A. I have travelled all over the country and observed the variety of settlements in different parts of the land. And I am always struck by the purposefulness of the building design, the extremely simple means used to express a richness of experience. I remember especially the plasticity of mud buildings in the Punjab and other inland plains; and the coastal areas like Kerala where there are large overhanging eaves to keep rain off the walls. All these are examples of a technology known to man, and the expressiveness of a vocabulary which had stood the test of time.

Q. I would like to ask you about the decade of the 70s, when the firm of Kanvinde and Rai received major commissions, many for large institutional campuses?

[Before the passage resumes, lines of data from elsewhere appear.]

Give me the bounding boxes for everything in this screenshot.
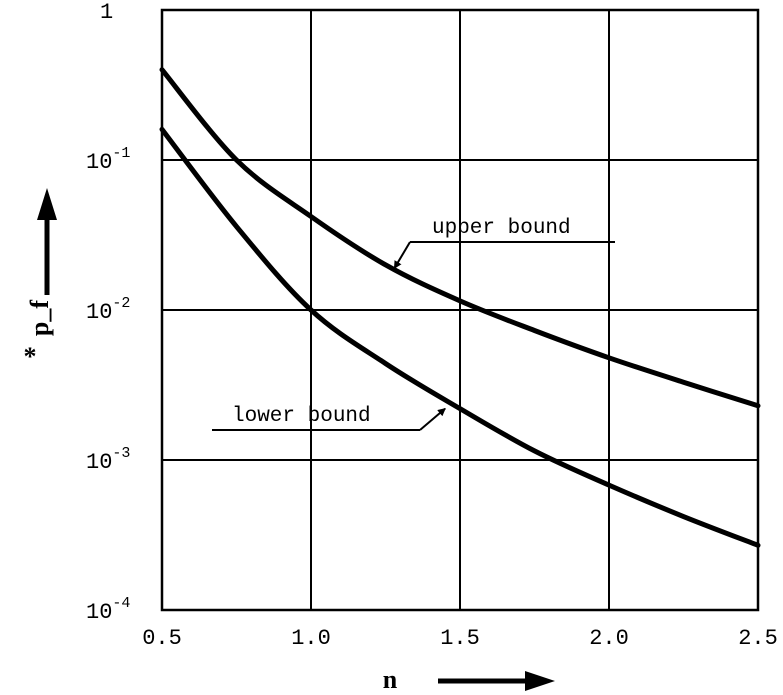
y-tick-labels: 1 10-1 10-2 10-3 10-4 (86, 0, 130, 625)
x-tick-label: 2.5 (738, 626, 778, 651)
y-axis-label-group: p_f (25, 300, 54, 336)
y-axis-arrow (37, 188, 57, 295)
annotation-label-lower-bound: lower bound (232, 405, 371, 428)
x-tick-labels: 0.5 1.0 1.5 2.0 2.5 (142, 626, 778, 651)
x-axis-arrow (438, 671, 555, 691)
y-tick-label: 10-3 (86, 445, 130, 475)
annotations: upper bound lower bound (212, 217, 615, 431)
x-tick-label: 2.0 (589, 626, 629, 651)
grid (161, 9, 759, 611)
svg-text:p_f: p_f (25, 300, 54, 336)
series-line-lower-bound (159, 126, 761, 548)
y-axis-label-star: * (24, 342, 37, 371)
annotation-leader (419, 407, 446, 431)
y-axis-label: p_f (25, 300, 54, 336)
x-axis-label: n (383, 665, 398, 694)
x-tick-label: 0.5 (142, 626, 182, 651)
plot-frame (160, 8, 760, 612)
annotation-label-upper-bound: upper bound (432, 217, 571, 240)
y-tick-label: 1 (100, 0, 113, 25)
x-tick-label: 1.5 (440, 626, 480, 651)
annotation-leader (393, 241, 411, 270)
series-curves (159, 67, 761, 548)
annotation-lower-bound: lower bound (212, 405, 446, 431)
y-tick-label: 10-2 (86, 295, 130, 325)
y-tick-label: 10-1 (86, 145, 130, 175)
annotation-upper-bound: upper bound (393, 217, 615, 270)
x-tick-label: 1.0 (291, 626, 331, 651)
series-line-upper-bound (159, 67, 761, 409)
y-tick-label: 10-4 (86, 595, 130, 625)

A. Yes, during this period our projects were certainly increasing in size and complexity. I had to work with specialist engineers to resolve the needs of sophisticated structuring and services which came with the spread of the industrial culture in India. One of my most challenging assignments was the Dudhsagar dairy plant at Mehsana in Gujarat, which was completed in 1974. Here I worked with the engineer V. H. Shah, a dairy specialist, now the managing director of a major milk cooperative in India. I used the slope of the site to evolve a multi-level design which ensured the principle of gravity feed for the plant operation. Another critical problem here was the dissipation of excessive heat generated in the plant area. I had to resolve the requirements of movement, structure, and mechanical servicing and I did this by composing clusters of vertical ventilation ducts rising above the plant area. The milk receiving section of the building became a reinforced concrete deck for the movement of trucks at a higher ground level, from which it could be gravity-fed to the processing areas at lower levels. My aim was to synthesise a fairly complex industrial process into a powerful building form, with the minimum use of mechanical aids.

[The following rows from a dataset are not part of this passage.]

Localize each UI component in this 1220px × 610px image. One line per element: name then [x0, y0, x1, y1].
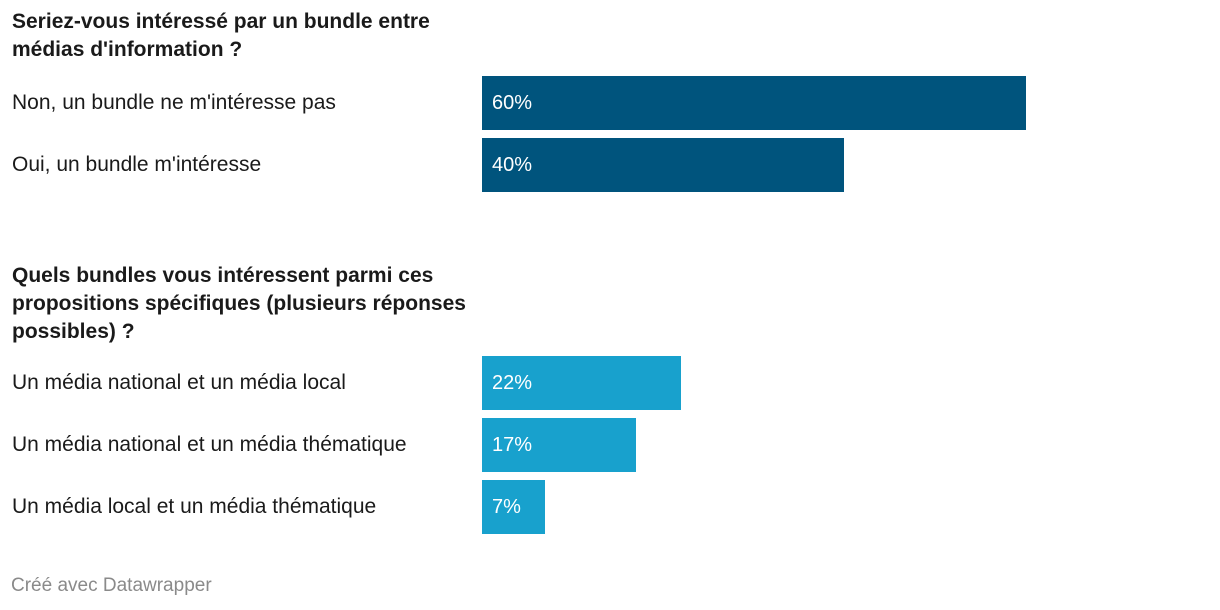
bar-value-label: 60%: [492, 92, 533, 114]
bar-value-label: 17%: [492, 434, 533, 456]
footer-credit: Créé avec Datawrapper: [11, 575, 212, 596]
group-title-bundle-choices: Quels bundles vous intéressent parmi ces…: [12, 264, 466, 343]
bar: [482, 138, 844, 192]
bar-value-label: 7%: [492, 496, 521, 518]
bar: [482, 480, 545, 534]
row-label: Un média national et un média local: [12, 371, 346, 394]
bar: [482, 356, 681, 410]
row-label: Un média local et un média thématique: [12, 495, 377, 518]
row-label: Un média national et un média thématique: [12, 433, 407, 456]
group-title-bundle-interest: Seriez-vous intéressé par un bundle entr…: [12, 10, 430, 61]
bar-value-label: 22%: [492, 372, 533, 394]
row-label: Non, un bundle ne m'intéresse pas: [12, 91, 336, 114]
bar: [482, 76, 1026, 130]
bar-value-label: 40%: [492, 154, 533, 176]
bar: [482, 418, 636, 472]
row-label: Oui, un bundle m'intéresse: [12, 153, 262, 176]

Another major project was the office of the National Dairy Development Board in New Delhi. For this I developed a design vocabulary which responds more directly to the needs of the interior spaces of the building. The external form becomes an assemblage of rooms, balconies and other parts of the building, composed around the structural frame and the vertical circulation elements. There is greater use of colour, and there is variety in the external finish with the aid of plantation features on the balconies at upper levels of the building.

Q. What contribution do you think modern Indian architects have made towards solving the twin problems of mass housing and urban development?

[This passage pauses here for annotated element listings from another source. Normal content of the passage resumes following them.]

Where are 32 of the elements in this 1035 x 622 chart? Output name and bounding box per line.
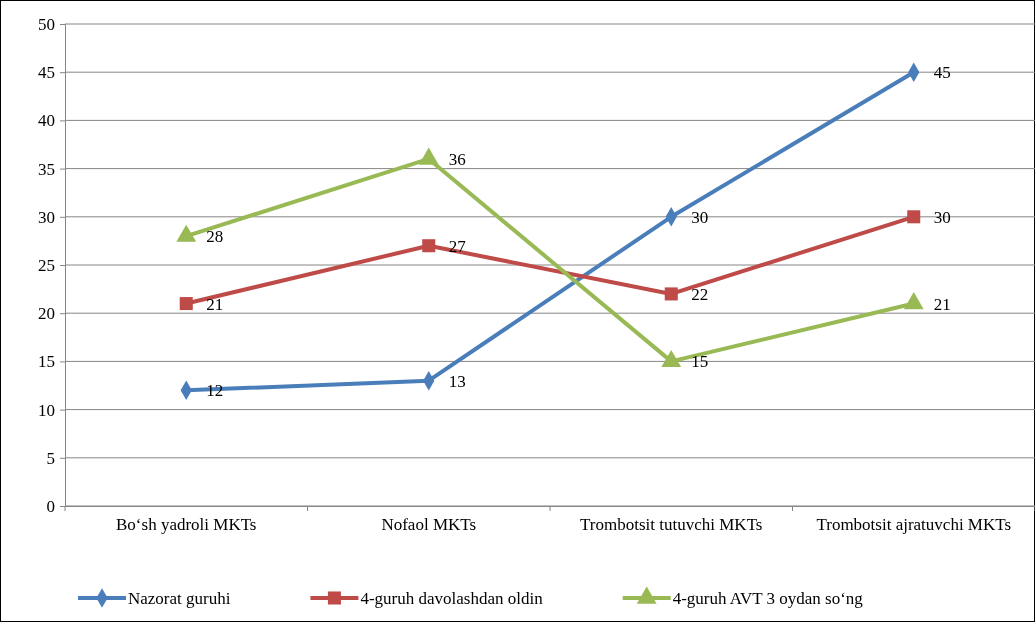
y-tick-label: 20 <box>38 304 55 324</box>
data-label: 28 <box>206 227 224 247</box>
y-tick-label: 35 <box>38 159 55 179</box>
point <box>422 239 436 253</box>
legend-label: 4-guruh AVT 3 oydan so‘ng <box>672 589 864 608</box>
data-label: 45 <box>933 63 951 83</box>
x-tick-label: Trombotsit ajratuvchi MKTs <box>816 515 1012 534</box>
legend-label: 4-guruh davolashdan oldin <box>360 589 544 608</box>
y-tick-label: 5 <box>46 448 55 468</box>
data-label: 15 <box>691 352 709 372</box>
point <box>907 210 921 224</box>
data-label: 21 <box>206 294 224 314</box>
data-label: 21 <box>933 294 951 314</box>
x-tick-label: Bo‘sh yadroli MKTs <box>116 515 257 534</box>
y-tick-label: 45 <box>38 63 55 83</box>
y-tick-label: 30 <box>38 207 55 227</box>
data-label: 13 <box>448 371 466 391</box>
y-tick-label: 15 <box>38 352 55 372</box>
data-label: 36 <box>448 149 466 169</box>
legend-label: Nazorat guruhi <box>128 589 231 608</box>
y-tick-label: 0 <box>46 496 55 516</box>
data-label: 22 <box>691 284 709 304</box>
y-tick-label: 50 <box>38 14 55 34</box>
data-label: 30 <box>933 207 951 227</box>
y-tick-label: 40 <box>38 111 55 131</box>
y-tick-label: 25 <box>38 255 55 275</box>
point <box>664 287 678 301</box>
point <box>179 297 193 311</box>
y-tick-label: 10 <box>38 400 55 420</box>
x-tick-label: Trombotsit tutuvchi MKTs <box>580 515 763 534</box>
data-label: 30 <box>691 207 709 227</box>
x-tick-label: Nofaol MKTs <box>381 515 477 534</box>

A. I don’t believe that a full expression has yet emerged in this arena. While tackling urban problems the major benefits have been acquired by the industrial/commercial interests, and by the middle men along with white collar bureaucrats, who have ignored the role being played by the real contributors to the urban system – the mass of the people. The process of urbanisation is a major opportunity of, on one hand, generating economic benefits for the industrial and commercial sectors; while on the other hand, the real potential benefit – which is not being effectively recognised by the leadership – is of using the urban resources to effectively help develop man in terms of education, culture, recreation and leisure, which essentially contribute to overall human development.

We have in our country a large section of the population living and working below the poverty line. I feel that the real challenge of our time is to synthesise urban strategies in a way that both the well-to-do elite and affluent class of population, as well as the downtrodden, have common sharing of urban social structures. This would ensure a realistic future for the emerging new citizen. Equally important is to cherish the past and recognise the importance of conservation in relating the new urbanisation with inspiration drawn from our ancient heritage. The third important concern is to keep the situation open-ended for providing all-round contribution and development for posterity.